Mardin Barosu’ndan gözaltılara tepki: Keyfi uygulamalara son verilmeli

Haber Merkezi – 21 ilde 128 kişinin gözaltına alınmasını protesto eden Mardin Barosu avulatları, “Meslektaşlarımıza, hak savunucularına, basın emekçilerine, sanatçılara, meslek ve sivil toplum örgütlerine yönelik hukuka aykırı, özgürlük ve güvenlik hakkını ihlal edici, keyfi uygulamalara son verilmesi çağrısında bulunuyoruz” açıklamasını yaptı.

Diyarbakır Cumhuriyet Başsavcılığı tarafından başlatılan soruşturma kapsamında Diyarbakır 3. Sulh Ceza Hakimliğinin vermiş olduğu arama ve gözaltı kararı üzerine, Diyarbakır, Batman, Mardin ve Urfa'da dahil olmak üzere birçok ilde polis tarafından sabah saatlerinde ev baskınları düzenlendi.

Anadolu Ajansı gözaltıların “PKK ve KCK'ya yönelik terör operasyonu” olduğunu yazdı ve 21 ilde eş zamanlı olarak 110 kişinin gözaltına alındığını duyurdu.

Türkiye İçişleri Bakanı Süleyman Soylu akşam saatlerinde yaptığı açıklamada, gözaltı sayısının 128'e çıktığını kaydetti.

Konuya ilişkin Kızıltepe Adliyesi önünde bir basın açıklaması yapan Mardin Barosu, Baro üyelerinin de olduğu birçok meslektaşlarının, basın emekçisi, sanatçı, sivil toplum örgütü üyesi ve insan hakları savunucusunun, evlerine yapılan baskın ile gözaltına alındığını belirtti.

Açıklamada, şunlar kaydedildi:

“Bu gözaltılar ile temel hak ve özgürlüklere, yaklaşan seçimler nedeniyle son derece keyfi bir biçimde müdahale edilmiş, avukatlar başta olmak üzere hak savunucuları ve bağlı olunan meslek ve sivil toplum örgütleri yargı eliyle hedef alınmış, yakalama, gözaltı, tutuklama gibi uygulamalar hak savunucuları üzerinde bir ceza tehdidi olarak kullanılmıştır.

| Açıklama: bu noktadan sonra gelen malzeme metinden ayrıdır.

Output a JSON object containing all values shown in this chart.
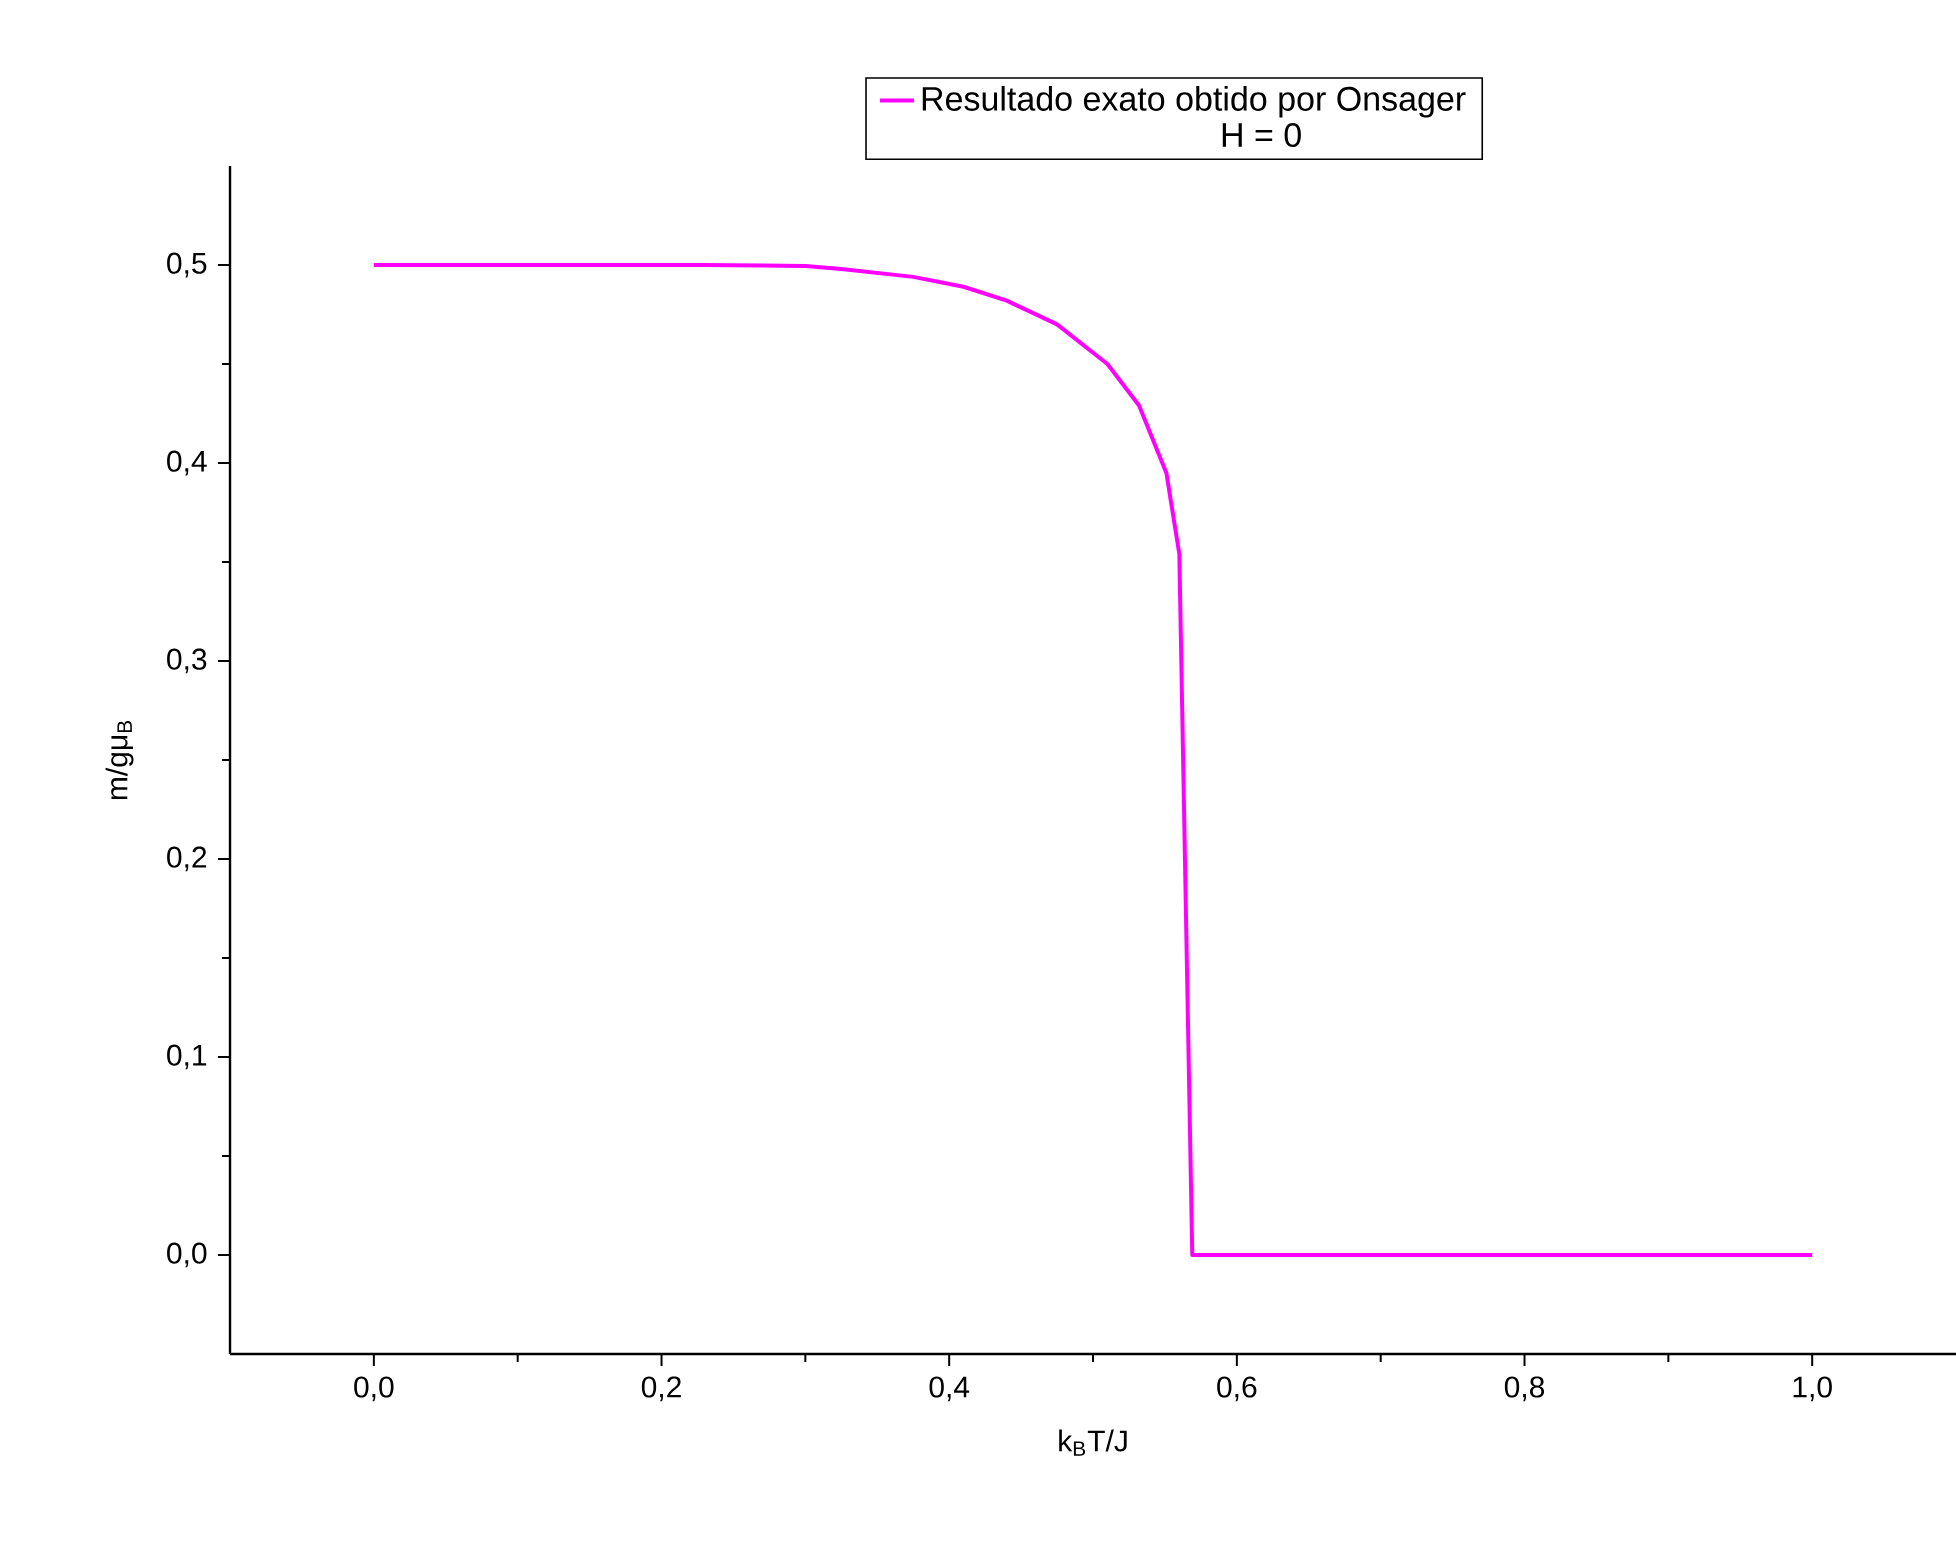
{
  "chart_data": {
    "type": "line",
    "xlabel": "k$_{B}$T/J",
    "ylabel": "m/gμ$_{B}$",
    "legend_title": "H = 0",
    "legend": "top",
    "xlim": [
      -0.1,
      1.1
    ],
    "ylim": [
      -0.05,
      0.55
    ],
    "xticks": [
      {
        "value": 0,
        "label": "0,0"
      },
      {
        "value": 0.2,
        "label": "0,2"
      },
      {
        "value": 0.4,
        "label": "0,4"
      },
      {
        "value": 0.6,
        "label": "0,6"
      },
      {
        "value": 0.8,
        "label": "0,8"
      },
      {
        "value": 1,
        "label": "1,0"
      }
    ],
    "yticks": [
      {
        "value": 0,
        "label": "0,0"
      },
      {
        "value": 0.1,
        "label": "0,1"
      },
      {
        "value": 0.2,
        "label": "0,2"
      },
      {
        "value": 0.3,
        "label": "0,3"
      },
      {
        "value": 0.4,
        "label": "0,4"
      },
      {
        "value": 0.5,
        "label": "0,5"
      }
    ],
    "grid": false,
    "marker": "none",
    "line_style": "solid",
    "series": [
      {
        "name": "Resultado exato obtido por Onsager",
        "color": "#ff00ff",
        "x": [
          0,
          0.1,
          0.2,
          0.226,
          0.3,
          0.325,
          0.375,
          0.41,
          0.44,
          0.475,
          0.51,
          0.532,
          0.551,
          0.56,
          0.569,
          0.6,
          0.8,
          1.0
        ],
        "values": [
          0.5,
          0.5,
          0.5,
          0.5,
          0.4995,
          0.498,
          0.494,
          0.489,
          0.482,
          0.47,
          0.45,
          0.429,
          0.395,
          0.354,
          0.0,
          0.0,
          0.0,
          0.0
        ]
      }
    ]
  }
}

Gözaltına alınan meslektaşlarımızın konutlarının aranması işlemlerinde 1136 Sayılı Avukatlık Kanunu'nun 58. maddesi gereği aramalarda hazır bulunması gereken Baro temsilcisi ve Cumhuriyet savcısı olmadan arama işlemleri hukuka aykırı bir şekilde icra edilmiştir.

Mardin Barosu olarak,

Meslektaşlarımıza ve diğer aktivistlere yönelik siyasal iktidarın yargıyı cezalandırma aygıtı olarak kullanmasını, soruşturma kapsamında keyfi biçimde alınan müdafi ile görüşme hakkı ve dosyayı inceleme hakkının kısıtlanmasını kabul etmiyoruz.

Meslektaşlarımıza, hak savunucularına, basın emekçilerine, sanatçılara, meslek ve sivil toplum örgütlerine yönelik hukuka aykırı, özgürlük ve güvenlik hakkını ihlal edici, keyfi uygulamalara son verilmesi çağrısında bulunuyoruz.”